The city of Dallas needs money. People with outstanding, unpaid traffic citations and other un-served warrants — aka: scofflaws — owe the city a fair chunk o’ change.
Dallas, meet scofflaws; scofflaws, Dallas.
Dallas residents who owe the city money might want to get a good night’s sleep Saturday, wake up pretty early Sunday, and get cleaned up and dressed. If a knock comes at the door at 6 a.m., some of those people might wind up on the 6 p.m. newscast.
Dallas City Marshals start their semi-regular warrant roundup at 6 a.m., Aug. 1, as part of the Scofflaw Program that targets individuals with outstanding arrest warrants for unpaid traffic and non-traffic citations. They invited members of the media to ride along, so there could be some insult added to financial injury.
The ne’er-do-wells could have satisfied their debts to society by paying the citations at the Lew Sterrett Justice Center lobby or the Courts and Detention Building before the gendarmes show up to extract their pound of cash.

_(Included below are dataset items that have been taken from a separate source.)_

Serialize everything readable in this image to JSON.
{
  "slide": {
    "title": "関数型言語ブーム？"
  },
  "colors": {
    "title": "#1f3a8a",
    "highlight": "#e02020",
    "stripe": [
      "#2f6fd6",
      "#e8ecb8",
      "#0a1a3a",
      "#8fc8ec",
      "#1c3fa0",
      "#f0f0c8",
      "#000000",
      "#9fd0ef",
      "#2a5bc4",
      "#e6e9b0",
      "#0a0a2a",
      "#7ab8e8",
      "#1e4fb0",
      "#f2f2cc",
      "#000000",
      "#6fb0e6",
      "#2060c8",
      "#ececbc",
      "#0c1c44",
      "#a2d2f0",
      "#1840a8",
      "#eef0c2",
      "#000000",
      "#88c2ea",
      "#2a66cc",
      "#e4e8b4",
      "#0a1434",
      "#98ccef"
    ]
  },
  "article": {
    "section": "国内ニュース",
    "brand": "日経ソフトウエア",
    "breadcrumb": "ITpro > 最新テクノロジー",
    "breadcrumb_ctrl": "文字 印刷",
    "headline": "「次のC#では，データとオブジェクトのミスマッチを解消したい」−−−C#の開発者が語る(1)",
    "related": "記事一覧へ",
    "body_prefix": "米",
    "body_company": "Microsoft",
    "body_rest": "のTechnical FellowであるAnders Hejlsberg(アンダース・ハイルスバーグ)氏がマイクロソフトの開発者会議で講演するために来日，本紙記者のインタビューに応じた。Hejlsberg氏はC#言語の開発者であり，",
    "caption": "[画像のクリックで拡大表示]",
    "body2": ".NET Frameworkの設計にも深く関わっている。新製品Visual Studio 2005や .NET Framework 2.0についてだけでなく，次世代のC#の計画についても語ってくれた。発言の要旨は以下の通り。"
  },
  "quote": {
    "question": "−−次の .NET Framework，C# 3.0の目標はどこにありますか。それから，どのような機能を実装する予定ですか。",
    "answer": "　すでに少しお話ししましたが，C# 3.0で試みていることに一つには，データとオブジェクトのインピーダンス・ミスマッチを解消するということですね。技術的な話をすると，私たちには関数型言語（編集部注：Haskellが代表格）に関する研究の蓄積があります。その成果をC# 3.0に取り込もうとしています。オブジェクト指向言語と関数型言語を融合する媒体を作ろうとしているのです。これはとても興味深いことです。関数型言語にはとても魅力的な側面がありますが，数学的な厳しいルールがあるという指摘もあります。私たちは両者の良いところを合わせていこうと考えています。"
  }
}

Otherwise, the fugitives can’t renew their automobile registrations, and that’s just another ticket waiting to happen.
They also risk jail time, and it’s got to be worth it to pay a few bucks to stay out of the hoosegow. The city needs the money. Don’t make them drag those deadbeat butts to jail to get it.
Bruce Felps owns and operates East Dallas Times, an online community news outlet serving the White Rock Lake area. His deadbeat butt is paid in full after getting tickets last month … and the month before.